/scraper

simple web scraper implemented with NodeJS

Primary LanguageJavaScript

In this basic app I tried to show the following:

  • How easy it is to web scrape with nodejs and its modules.
  • How to traverse html files with Cheerio (a js module).
  • How routing can be super simple with expressJS.
  • And some level of code structuring: db for db stuff, routes for routing and scrape for all scrape stuffs. this helps to keep one's mind clear, makes code easy to maintain as well.

Conscience rules:

Before a quick rundown on how you can run this basic app and probably extend it, note the following:

  • Understand that mindless web scraping could cause a DoS attack on the target site.
  • Also be careful how you use scrapped contents that you don't breach copyrights laws.
  • And lastly, scrape with the fear of God.

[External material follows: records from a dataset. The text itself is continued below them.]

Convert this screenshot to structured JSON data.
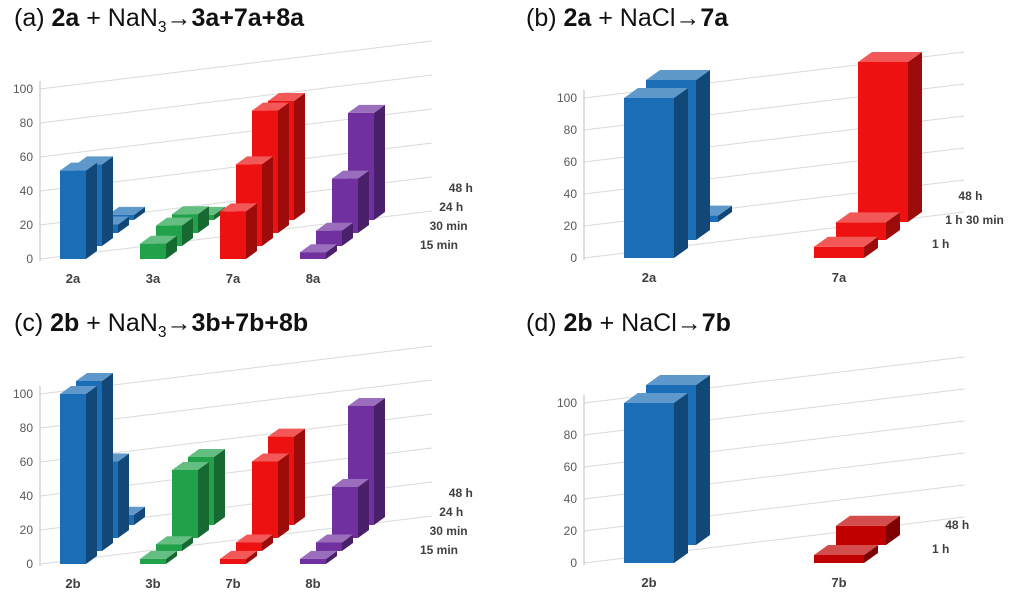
{
  "figure": {
    "description": "Four 3D bar charts of reaction yields over time",
    "grid_color": "#d9d9d9",
    "axis_color": "#bfbfbf"
  },
  "panels": [
    {
      "id": "a",
      "title_text": "(a) 2a + NaN₃→3a+7a+8a",
      "title_segments": [
        {
          "text": "(a) "
        },
        {
          "text": "2a",
          "bold": true
        },
        {
          "text": " + NaN"
        },
        {
          "text": "3",
          "sub": true
        },
        {
          "text": "→"
        },
        {
          "text": "3a+7a+8a",
          "bold": true
        }
      ],
      "chart_data": {
        "type": "bar",
        "projection": "3d",
        "title": "(a) 2a + NaN₃→3a+7a+8a",
        "categories": [
          "2a",
          "3a",
          "7a",
          "8a"
        ],
        "category_colors": [
          "#1b6db6",
          "#22a14b",
          "#ee1111",
          "#7030a0"
        ],
        "series": [
          "15 min",
          "30 min",
          "24 h",
          "48 h"
        ],
        "values": {
          "2a": [
            52,
            48,
            5,
            3
          ],
          "3a": [
            9,
            12,
            11,
            3
          ],
          "7a": [
            28,
            48,
            72,
            70
          ],
          "8a": [
            4,
            9,
            32,
            63
          ]
        },
        "yticks": [
          0,
          20,
          40,
          60,
          80,
          100
        ],
        "ylim": [
          0,
          100
        ],
        "depth_axis_labels_top_to_bottom": [
          "48 h",
          "24 h",
          "30 min",
          "15 min"
        ]
      }
    },
    {
      "id": "b",
      "title_text": "(b) 2a + NaCl→7a",
      "title_segments": [
        {
          "text": "(b) "
        },
        {
          "text": "2a",
          "bold": true
        },
        {
          "text": " + NaCl→"
        },
        {
          "text": "7a",
          "bold": true
        }
      ],
      "chart_data": {
        "type": "bar",
        "projection": "3d",
        "title": "(b) 2a + NaCl→7a",
        "categories": [
          "2a",
          "7a"
        ],
        "category_colors": [
          "#1b6db6",
          "#ee1111"
        ],
        "series": [
          "1 h",
          "1 h 30 min",
          "48 h"
        ],
        "values": {
          "2a": [
            100,
            100,
            4
          ],
          "7a": [
            7,
            11,
            100
          ]
        },
        "yticks": [
          0,
          20,
          40,
          60,
          80,
          100
        ],
        "ylim": [
          0,
          100
        ],
        "depth_axis_labels_top_to_bottom": [
          "48 h",
          "1 h 30 min",
          "1 h"
        ]
      }
    },
    {
      "id": "c",
      "title_text": "(c) 2b + NaN₃→3b+7b+8b",
      "title_segments": [
        {
          "text": "(c) "
        },
        {
          "text": "2b",
          "bold": true
        },
        {
          "text": " + NaN"
        },
        {
          "text": "3",
          "sub": true
        },
        {
          "text": "→"
        },
        {
          "text": "3b+7b+8b",
          "bold": true
        }
      ],
      "chart_data": {
        "type": "bar",
        "projection": "3d",
        "title": "(c) 2b + NaN₃→3b+7b+8b",
        "categories": [
          "2b",
          "3b",
          "7b",
          "8b"
        ],
        "category_colors": [
          "#1b6db6",
          "#22a14b",
          "#ee1111",
          "#7030a0"
        ],
        "series": [
          "15 min",
          "30 min",
          "24 h",
          "48 h"
        ],
        "values": {
          "2b": [
            100,
            100,
            45,
            6
          ],
          "3b": [
            3,
            4,
            40,
            40
          ],
          "7b": [
            3,
            5,
            45,
            52
          ],
          "8b": [
            3,
            5,
            30,
            70
          ]
        },
        "yticks": [
          0,
          20,
          40,
          60,
          80,
          100
        ],
        "ylim": [
          0,
          100
        ],
        "depth_axis_labels_top_to_bottom": [
          "48 h",
          "24 h",
          "30 min",
          "15 min"
        ]
      }
    },
    {
      "id": "d",
      "title_text": "(d) 2b + NaCl→7b",
      "title_segments": [
        {
          "text": "(d) "
        },
        {
          "text": "2b",
          "bold": true
        },
        {
          "text": " + NaCl→"
        },
        {
          "text": "7b",
          "bold": true
        }
      ],
      "chart_data": {
        "type": "bar",
        "projection": "3d",
        "title": "(d) 2b + NaCl→7b",
        "categories": [
          "2b",
          "7b"
        ],
        "category_colors": [
          "#1b6db6",
          "#c00000"
        ],
        "series": [
          "1 h",
          "48 h"
        ],
        "values": {
          "2b": [
            100,
            100
          ],
          "7b": [
            5,
            12
          ]
        },
        "yticks": [
          0,
          20,
          40,
          60,
          80,
          100
        ],
        "ylim": [
          0,
          100
        ],
        "depth_axis_labels_top_to_bottom": [
          "48 h",
          "1 h"
        ]
      }
    }
  ]
}
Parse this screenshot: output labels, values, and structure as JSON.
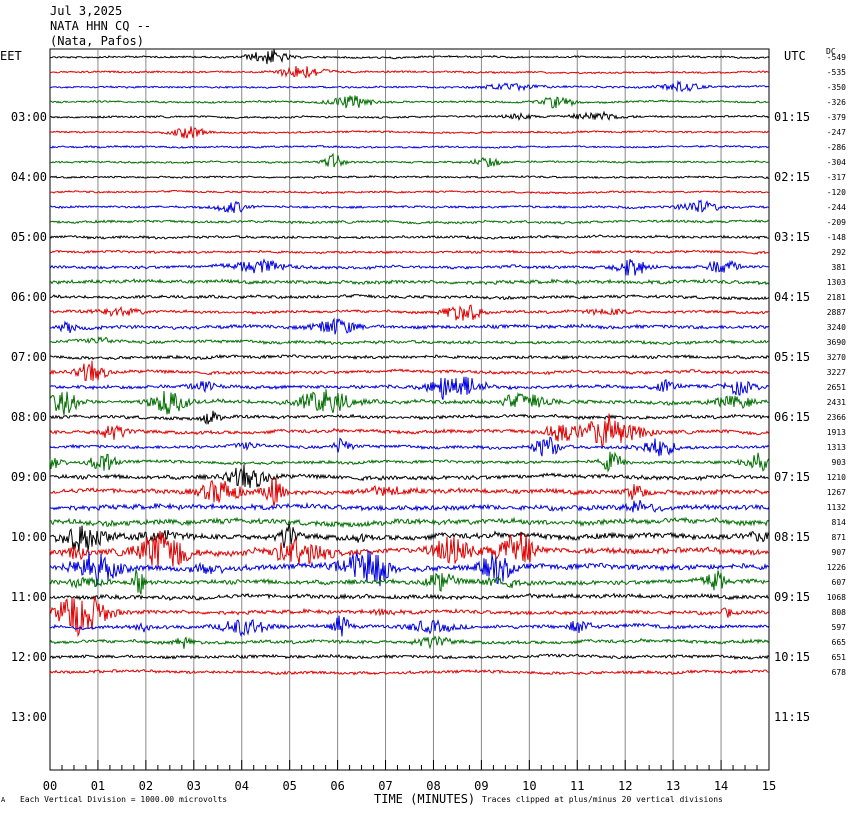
{
  "header": {
    "date": "Jul 3,2025",
    "station": "NATA HHN CQ --",
    "location": "(Nata, Pafos)"
  },
  "left_timezone": "EET",
  "right_timezone": "UTC",
  "dc_label": "DC",
  "footer": {
    "left_note": "Each Vertical Division = 1000.00 microvolts",
    "right_note": "Traces clipped at plus/minus 20 vertical divisions",
    "corner_mark": "A"
  },
  "chart_data": {
    "type": "helicorder",
    "xlabel": "TIME (MINUTES)",
    "x_ticks": [
      "00",
      "01",
      "02",
      "03",
      "04",
      "05",
      "06",
      "07",
      "08",
      "09",
      "10",
      "11",
      "12",
      "13",
      "14",
      "15"
    ],
    "xlim": [
      0,
      15
    ],
    "minutes_per_line": 15,
    "left_hour_labels": [
      "03:00",
      "04:00",
      "05:00",
      "06:00",
      "07:00",
      "08:00",
      "09:00",
      "10:00",
      "11:00",
      "12:00",
      "13:00"
    ],
    "right_hour_labels": [
      "01:15",
      "02:15",
      "03:15",
      "04:15",
      "05:15",
      "06:15",
      "07:15",
      "08:15",
      "09:15",
      "10:15",
      "11:15"
    ],
    "trace_colors": [
      "#000000",
      "#e00000",
      "#0000e0",
      "#007000"
    ],
    "dc_offsets": [
      "-549",
      "-535",
      "-350",
      "-326",
      "-379",
      "-247",
      "-286",
      "-304",
      "-317",
      "-120",
      "-244",
      "-209",
      "-148",
      "292",
      "381",
      "1303",
      "2181",
      "2887",
      "3240",
      "3690",
      "3270",
      "3227",
      "2651",
      "2431",
      "2366",
      "1913",
      "1313",
      "903",
      "1210",
      "1267",
      "1132",
      "814",
      "871",
      "907",
      "1226",
      "607",
      "1068",
      "808",
      "597",
      "665",
      "651",
      "678"
    ],
    "trace_activity": [
      1,
      1,
      1,
      1,
      1,
      1,
      1,
      1,
      1,
      1,
      1.2,
      1.3,
      1.4,
      1.3,
      1.6,
      1.9,
      1.6,
      1.5,
      1.9,
      1.7,
      1.7,
      1.7,
      1.8,
      2.0,
      1.8,
      1.9,
      1.7,
      1.6,
      2.2,
      2.5,
      2.6,
      2.9,
      3.0,
      3.1,
      3.0,
      2.4,
      2.2,
      2.0,
      1.9,
      1.8,
      1.7,
      1.6
    ]
  }
}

"Do not do to others sites/contents what you wouldn't want others to do to yours".

Pre-requisutes:

Note that I used mongoose to work with mongodb here. You can decide to use mongdb client directly which I find much better in terms of querying mongodb. However, you should be aware of JSON and BSON (In our case, just for good education).

How does it work?

  • Download and unzip to a directory.
  • cd to the root directory and run: npm install (again not all dependencies were actually used so feel free to do away with those you may not need).
  • To scrape open your browser window go to: localhost:4005/scrape/ . You should see in realtime what is being scraped at your terminal were you have nodemon running.
  • Once you have some data scraped (you need not wait till scraping ends), open another tab on in your browser and goto:localhost:4005/data/ .

You should see some data. To have the data look more readable, install JSONViewer estension on your browser.

Sample output data :
{
 daily: "Vanguard",
date: "2009-01-01",
category: "business"
news: "Something happened",
link: "http://whatever/news/2009-01-01/something-happened"
}